EU Is Now Pretending New Silk Road Was Its Idea all Along

They'll cooperate with China's Belt and Road all right, they'll just pretend its part of their own thing

Pepe Escobar on how EU and China — in marked contrast to Trump’s attempted intimidation tactics — nonetheless managed to hammer out an agreement to govern their future trade links:

In theory, there’s agreement on three quite sensitive fronts: a complex, wide-ranging EU-China investment deal to be signed “by the end of next year, or earlier”, according to Li; Beijing to increasingly commit to erasing industrial subsidies and the obligation of technological transfers; and a substantial opening-up of the Chinese market to EU companies.

Departing from concentric circles of posturing, the EU did not even blast China as a “systemic rival” – following the recent report EU-China: A Strategic Outlook. And there were no accusations of “unfair” trade hurled at Beijing.

Crucially, Brussels and Beijing seem to be finally engaging in building some sort of synergy between the New Silk Roads, or Belt and Road Initiative (BRI), and something only Eurocrats know actually exists – the EU Connecting Europe and Asia project, which in theory should advance in conjunction with the Trans-European Transport Network – a rail, road and air connectivity drive.

Yeah, the EU is now pretending it has a project to link Europe and Asia all of its own. They can now de facto sign up for the Belt and Road and say it’s also a part of their own thing they got going. Well, whatever allows you to save face.

It’s a face-saving measure Brussels is going to need if it intends to catch up with the ex-Socialist eastern half of the Union which doesn’t share in western apprehension of China and welcomed it without waiting for Brussels approval, years ago. And hasn’t had any regrets — if anything the disappointment has been the Chinese haven’t moved in with more money and projects:

From Beijing’s perspective, this spectacular trade and diplomatic victory smoothes the path towards the China and Central and Eastern Europe 16+1 summit in Dubrovnik on Friday. Of the European 16, no less than 11 are EU member states, while five are Western Balkans members.

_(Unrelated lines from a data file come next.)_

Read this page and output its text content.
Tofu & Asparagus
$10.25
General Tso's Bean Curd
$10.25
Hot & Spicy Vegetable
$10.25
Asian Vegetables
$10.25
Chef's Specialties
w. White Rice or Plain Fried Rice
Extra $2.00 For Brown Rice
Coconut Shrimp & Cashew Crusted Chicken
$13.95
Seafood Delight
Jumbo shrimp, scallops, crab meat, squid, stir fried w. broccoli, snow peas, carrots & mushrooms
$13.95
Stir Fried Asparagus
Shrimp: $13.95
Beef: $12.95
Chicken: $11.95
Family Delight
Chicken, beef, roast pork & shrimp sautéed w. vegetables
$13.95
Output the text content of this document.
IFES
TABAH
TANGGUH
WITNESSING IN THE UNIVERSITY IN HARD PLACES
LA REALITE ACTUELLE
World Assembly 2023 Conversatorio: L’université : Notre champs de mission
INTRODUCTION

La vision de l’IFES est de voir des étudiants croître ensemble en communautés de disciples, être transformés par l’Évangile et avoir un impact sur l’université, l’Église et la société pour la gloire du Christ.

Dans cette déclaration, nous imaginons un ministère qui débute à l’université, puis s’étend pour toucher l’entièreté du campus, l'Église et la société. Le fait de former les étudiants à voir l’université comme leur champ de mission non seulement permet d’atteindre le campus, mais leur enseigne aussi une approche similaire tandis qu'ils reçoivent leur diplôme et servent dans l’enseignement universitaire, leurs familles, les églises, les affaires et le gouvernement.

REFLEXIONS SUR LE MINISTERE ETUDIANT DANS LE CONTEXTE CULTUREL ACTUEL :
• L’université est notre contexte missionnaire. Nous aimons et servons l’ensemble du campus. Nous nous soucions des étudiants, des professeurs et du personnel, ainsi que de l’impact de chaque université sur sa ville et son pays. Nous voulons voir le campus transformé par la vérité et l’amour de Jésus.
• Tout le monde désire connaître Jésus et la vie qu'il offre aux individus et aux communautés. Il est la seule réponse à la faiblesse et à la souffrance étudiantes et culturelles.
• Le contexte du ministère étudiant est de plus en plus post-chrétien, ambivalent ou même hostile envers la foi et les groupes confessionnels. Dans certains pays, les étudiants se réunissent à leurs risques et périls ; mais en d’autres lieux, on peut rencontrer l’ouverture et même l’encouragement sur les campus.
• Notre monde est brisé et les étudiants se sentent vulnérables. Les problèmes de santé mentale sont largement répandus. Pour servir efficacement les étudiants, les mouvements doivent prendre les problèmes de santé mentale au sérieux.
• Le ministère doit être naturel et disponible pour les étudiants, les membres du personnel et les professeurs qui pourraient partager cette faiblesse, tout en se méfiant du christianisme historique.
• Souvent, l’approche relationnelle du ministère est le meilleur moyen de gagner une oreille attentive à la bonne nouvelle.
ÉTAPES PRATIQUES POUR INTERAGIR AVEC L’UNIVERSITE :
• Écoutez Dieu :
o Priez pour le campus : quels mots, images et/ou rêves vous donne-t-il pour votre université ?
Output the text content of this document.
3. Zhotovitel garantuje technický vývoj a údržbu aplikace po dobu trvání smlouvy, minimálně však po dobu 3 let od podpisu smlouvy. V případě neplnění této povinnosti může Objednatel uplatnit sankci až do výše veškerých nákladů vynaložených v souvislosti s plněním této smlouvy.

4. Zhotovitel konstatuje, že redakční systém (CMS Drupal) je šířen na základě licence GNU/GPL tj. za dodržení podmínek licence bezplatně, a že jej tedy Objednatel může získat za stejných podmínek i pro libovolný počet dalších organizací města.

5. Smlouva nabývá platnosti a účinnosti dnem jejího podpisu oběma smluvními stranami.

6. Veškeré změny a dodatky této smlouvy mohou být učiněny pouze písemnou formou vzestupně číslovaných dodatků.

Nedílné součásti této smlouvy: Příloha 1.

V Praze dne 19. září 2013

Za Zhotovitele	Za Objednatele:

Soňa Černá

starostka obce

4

Slowly but surely, EU decisions are fast becoming integrated with the 16+1. Brussels Eurocrats actually examined the draft of deals that will be signed at the 16+1 summit in Dubrovnik. Unlike France, for instance, most of the 16+1 are enthusiastic participants in BRI – which, not by accident, is the star of the show, especially after Italy signed a memorandum of understanding to join New Silk Road projects last month.